I was thinking of raising a similar suggestion, but I wasn't sure when to
jump in and bring it up.  However, I think it could be more useful to
introduce another operator like `in` as syntactic sugar for `hasOwnProperty`
and have it work in a `for` loop similar to how `for...in` works too.

 

  /* Desugared property check - */ o.hasOwnProperty(prop)

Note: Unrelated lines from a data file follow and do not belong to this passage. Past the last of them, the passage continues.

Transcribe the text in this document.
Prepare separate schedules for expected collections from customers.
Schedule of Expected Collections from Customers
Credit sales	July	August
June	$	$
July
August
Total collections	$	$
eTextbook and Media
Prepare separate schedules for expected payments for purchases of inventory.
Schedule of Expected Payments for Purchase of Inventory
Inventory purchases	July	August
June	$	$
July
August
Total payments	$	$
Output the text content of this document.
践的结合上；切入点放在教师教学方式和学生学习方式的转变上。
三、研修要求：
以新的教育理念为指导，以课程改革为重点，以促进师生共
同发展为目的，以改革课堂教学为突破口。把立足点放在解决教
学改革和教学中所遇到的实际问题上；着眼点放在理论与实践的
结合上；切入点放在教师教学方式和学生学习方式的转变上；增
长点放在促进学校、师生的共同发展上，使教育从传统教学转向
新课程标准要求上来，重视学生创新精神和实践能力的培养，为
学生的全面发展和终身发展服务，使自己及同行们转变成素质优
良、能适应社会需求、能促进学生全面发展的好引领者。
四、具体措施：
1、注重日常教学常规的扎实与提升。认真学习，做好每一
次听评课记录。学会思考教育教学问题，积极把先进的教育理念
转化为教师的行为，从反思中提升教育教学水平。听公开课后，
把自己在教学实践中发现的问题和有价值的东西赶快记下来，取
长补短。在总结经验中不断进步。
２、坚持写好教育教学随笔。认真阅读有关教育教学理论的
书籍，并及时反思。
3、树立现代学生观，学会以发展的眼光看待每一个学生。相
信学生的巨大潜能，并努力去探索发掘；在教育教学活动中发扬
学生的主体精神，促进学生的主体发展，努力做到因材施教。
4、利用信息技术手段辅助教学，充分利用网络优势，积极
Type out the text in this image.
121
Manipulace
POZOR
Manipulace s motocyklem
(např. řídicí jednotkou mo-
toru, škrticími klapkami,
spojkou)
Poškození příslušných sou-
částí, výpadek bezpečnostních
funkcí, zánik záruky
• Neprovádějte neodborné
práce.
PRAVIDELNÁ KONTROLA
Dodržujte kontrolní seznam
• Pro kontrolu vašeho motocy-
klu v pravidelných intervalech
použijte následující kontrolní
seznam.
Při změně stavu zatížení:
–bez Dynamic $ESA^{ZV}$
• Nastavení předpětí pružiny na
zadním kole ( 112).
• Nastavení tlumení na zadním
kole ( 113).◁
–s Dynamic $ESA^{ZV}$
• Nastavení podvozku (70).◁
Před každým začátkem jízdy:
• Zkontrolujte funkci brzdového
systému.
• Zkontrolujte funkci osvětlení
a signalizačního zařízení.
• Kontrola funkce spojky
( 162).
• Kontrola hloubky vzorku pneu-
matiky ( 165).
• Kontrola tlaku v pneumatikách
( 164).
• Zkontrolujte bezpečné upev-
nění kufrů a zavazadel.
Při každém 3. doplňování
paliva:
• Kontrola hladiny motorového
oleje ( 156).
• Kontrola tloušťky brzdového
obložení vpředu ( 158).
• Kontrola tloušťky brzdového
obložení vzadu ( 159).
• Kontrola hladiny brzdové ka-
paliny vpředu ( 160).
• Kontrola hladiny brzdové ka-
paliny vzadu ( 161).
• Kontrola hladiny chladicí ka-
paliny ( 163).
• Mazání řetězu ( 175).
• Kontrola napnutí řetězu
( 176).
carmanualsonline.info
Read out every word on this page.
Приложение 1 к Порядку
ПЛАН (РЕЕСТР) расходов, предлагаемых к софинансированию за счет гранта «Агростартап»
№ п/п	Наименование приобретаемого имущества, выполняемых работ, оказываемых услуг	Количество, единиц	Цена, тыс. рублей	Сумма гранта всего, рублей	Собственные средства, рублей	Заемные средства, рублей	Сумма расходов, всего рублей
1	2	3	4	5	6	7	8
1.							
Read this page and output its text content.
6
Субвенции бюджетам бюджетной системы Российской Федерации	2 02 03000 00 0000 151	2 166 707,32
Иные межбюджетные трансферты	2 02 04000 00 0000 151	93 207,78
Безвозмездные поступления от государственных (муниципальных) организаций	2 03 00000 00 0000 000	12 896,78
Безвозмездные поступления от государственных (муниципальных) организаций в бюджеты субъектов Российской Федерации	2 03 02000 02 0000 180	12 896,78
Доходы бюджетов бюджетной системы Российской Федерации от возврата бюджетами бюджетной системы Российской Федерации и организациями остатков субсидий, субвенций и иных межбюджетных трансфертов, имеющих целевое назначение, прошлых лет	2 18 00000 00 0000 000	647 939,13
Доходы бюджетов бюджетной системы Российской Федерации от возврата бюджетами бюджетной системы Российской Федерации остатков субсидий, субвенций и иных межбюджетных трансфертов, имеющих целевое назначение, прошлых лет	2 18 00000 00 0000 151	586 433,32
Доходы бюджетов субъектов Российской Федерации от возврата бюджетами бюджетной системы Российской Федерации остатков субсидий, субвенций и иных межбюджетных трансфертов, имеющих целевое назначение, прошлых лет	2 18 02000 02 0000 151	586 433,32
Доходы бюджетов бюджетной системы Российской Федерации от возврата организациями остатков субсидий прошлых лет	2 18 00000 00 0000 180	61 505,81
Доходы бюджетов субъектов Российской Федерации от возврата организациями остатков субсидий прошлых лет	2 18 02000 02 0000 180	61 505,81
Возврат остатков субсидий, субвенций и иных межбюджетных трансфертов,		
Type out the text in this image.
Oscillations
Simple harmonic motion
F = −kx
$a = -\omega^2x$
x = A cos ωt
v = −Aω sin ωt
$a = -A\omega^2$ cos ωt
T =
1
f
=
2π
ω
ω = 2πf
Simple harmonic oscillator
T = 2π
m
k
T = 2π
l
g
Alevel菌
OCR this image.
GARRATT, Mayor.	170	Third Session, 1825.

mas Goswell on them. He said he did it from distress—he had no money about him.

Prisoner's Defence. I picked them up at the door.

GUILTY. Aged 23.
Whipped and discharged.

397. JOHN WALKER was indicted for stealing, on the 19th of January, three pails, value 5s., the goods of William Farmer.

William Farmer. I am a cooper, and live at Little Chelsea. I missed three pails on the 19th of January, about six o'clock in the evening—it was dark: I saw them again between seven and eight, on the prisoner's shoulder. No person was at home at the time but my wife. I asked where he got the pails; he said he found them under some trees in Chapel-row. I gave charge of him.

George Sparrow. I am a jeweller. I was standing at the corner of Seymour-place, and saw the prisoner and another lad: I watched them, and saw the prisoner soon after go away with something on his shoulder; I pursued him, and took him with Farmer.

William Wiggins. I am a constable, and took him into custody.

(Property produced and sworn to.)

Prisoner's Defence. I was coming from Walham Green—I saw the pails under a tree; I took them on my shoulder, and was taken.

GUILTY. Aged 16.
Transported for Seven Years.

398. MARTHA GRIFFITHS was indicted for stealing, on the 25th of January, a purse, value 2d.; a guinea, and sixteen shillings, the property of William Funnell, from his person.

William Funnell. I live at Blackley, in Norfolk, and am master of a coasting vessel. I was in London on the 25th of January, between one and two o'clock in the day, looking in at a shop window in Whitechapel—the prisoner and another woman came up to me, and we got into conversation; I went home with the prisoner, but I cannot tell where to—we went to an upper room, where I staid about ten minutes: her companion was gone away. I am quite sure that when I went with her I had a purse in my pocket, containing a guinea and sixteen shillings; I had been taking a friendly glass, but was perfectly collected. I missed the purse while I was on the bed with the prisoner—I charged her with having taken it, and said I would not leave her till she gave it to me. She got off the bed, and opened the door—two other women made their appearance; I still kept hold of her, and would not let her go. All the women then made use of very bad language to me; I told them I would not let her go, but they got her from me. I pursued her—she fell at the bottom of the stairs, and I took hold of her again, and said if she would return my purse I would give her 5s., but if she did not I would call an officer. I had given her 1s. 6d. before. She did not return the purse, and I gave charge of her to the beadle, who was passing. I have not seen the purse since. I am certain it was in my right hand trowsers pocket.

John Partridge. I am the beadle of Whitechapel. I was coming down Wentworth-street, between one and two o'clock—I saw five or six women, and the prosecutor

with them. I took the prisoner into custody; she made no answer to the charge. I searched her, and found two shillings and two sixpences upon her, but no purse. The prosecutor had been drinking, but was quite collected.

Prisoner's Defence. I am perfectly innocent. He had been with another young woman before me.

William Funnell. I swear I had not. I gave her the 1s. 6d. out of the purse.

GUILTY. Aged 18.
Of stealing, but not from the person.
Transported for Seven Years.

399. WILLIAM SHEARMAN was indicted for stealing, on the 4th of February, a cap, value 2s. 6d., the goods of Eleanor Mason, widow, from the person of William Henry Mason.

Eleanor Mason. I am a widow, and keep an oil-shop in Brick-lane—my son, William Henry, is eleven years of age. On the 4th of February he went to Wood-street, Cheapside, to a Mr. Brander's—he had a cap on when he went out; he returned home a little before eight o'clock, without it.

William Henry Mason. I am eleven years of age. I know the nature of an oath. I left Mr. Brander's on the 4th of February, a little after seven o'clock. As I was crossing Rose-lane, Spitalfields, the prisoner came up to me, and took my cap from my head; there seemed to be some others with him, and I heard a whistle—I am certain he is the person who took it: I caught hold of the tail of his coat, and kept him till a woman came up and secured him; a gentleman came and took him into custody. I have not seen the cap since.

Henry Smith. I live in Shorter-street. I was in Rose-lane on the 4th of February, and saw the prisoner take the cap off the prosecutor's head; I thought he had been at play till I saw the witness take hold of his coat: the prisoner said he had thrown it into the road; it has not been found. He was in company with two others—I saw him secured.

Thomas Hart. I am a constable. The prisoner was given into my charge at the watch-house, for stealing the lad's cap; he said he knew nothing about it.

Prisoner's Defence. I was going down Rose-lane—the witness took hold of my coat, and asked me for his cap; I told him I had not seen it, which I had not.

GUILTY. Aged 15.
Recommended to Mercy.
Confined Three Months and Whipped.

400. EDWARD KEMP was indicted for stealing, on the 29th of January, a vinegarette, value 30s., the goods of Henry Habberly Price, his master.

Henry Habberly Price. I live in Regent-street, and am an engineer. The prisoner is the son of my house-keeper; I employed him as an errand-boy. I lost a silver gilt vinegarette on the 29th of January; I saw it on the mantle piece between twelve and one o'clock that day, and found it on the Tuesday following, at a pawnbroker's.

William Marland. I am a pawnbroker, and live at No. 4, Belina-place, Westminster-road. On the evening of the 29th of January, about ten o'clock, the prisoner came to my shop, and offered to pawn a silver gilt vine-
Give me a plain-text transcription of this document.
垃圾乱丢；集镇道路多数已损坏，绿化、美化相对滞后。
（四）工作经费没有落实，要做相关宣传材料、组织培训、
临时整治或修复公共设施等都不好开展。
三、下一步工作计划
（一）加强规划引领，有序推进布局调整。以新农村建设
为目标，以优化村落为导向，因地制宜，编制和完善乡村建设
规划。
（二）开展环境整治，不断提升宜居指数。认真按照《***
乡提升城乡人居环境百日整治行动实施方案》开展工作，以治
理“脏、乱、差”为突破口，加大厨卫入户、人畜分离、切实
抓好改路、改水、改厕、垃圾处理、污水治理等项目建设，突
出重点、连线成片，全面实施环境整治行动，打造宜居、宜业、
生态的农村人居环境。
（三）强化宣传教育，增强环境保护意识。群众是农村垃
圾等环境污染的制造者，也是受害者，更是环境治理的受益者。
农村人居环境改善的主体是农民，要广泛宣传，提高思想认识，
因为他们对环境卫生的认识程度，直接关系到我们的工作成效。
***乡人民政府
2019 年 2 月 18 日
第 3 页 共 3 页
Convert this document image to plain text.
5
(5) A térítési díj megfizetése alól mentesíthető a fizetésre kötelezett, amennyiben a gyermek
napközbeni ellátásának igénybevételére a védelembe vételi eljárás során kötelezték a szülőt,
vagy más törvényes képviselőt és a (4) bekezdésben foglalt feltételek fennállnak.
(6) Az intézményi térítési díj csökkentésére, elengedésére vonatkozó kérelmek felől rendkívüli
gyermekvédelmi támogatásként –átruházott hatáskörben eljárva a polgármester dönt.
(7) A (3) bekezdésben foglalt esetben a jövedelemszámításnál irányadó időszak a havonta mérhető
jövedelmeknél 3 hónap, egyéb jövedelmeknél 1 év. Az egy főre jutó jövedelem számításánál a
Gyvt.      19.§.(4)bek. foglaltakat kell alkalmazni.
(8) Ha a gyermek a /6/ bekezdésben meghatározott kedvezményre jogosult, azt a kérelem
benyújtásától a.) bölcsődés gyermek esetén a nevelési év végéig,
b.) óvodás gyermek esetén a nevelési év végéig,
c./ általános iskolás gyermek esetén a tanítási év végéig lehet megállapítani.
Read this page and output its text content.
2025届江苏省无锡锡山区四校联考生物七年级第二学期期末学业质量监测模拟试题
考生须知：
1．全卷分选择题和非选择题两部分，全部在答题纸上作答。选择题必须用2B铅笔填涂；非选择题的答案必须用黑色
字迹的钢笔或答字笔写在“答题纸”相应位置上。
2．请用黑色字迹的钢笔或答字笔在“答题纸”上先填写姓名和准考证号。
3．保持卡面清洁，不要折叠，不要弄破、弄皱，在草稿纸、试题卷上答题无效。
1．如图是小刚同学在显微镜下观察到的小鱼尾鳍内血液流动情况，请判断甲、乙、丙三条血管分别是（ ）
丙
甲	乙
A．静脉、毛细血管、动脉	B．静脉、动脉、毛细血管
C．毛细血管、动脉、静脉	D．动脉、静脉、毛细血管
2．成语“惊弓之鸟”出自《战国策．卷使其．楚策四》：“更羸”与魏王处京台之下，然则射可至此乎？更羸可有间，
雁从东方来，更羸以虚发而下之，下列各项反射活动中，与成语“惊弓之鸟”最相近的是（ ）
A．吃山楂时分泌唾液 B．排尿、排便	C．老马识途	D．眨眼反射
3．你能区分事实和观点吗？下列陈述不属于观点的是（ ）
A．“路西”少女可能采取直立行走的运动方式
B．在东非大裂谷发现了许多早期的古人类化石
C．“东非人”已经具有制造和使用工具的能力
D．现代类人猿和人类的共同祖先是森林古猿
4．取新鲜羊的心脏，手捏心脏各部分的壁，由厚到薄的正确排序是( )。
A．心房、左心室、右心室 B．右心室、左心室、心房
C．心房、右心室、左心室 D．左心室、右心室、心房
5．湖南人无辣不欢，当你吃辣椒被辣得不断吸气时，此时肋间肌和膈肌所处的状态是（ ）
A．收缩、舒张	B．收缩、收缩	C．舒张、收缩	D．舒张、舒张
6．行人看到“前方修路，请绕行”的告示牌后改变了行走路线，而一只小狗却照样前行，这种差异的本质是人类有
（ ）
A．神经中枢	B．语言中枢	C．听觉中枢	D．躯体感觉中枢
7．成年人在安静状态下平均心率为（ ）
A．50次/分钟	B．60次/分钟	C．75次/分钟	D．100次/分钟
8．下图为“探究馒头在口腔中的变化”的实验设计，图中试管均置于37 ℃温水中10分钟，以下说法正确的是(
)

  /* Sweetened property check - */ prop on o

 

  /* Desugared loop - */ for (i in o) { if o.hasOwnProperty(i) { ... }

  /* Sweetened loop - */ for (i on o) { ... }

 

I could see it being useful as an operator in situations where you might
have an object map:

 

  var obj = { key1: val1, key2: val2 }

 

  if (key1 on obj) {  

 // ...

  }

 

I think Dr Rauschmayer mentioned Python's `on` and I think it fits in here
quite nicely.  `in` for anywhere in the chain, `on` for direct properties.
If it's a little too close for comfort, you could stick with `own` or
reverse the operands and call it `hasown`.  Perhaps that would seem too
inconsistent, though.  Overall, I think it's a great idea.  It's fairly
common for developers to forget to do a `hasOwnProperty` check when
enumerating.  As for `Object.keys(o).forEach()`, the speed just doesn't
compare and it doesn't look too great.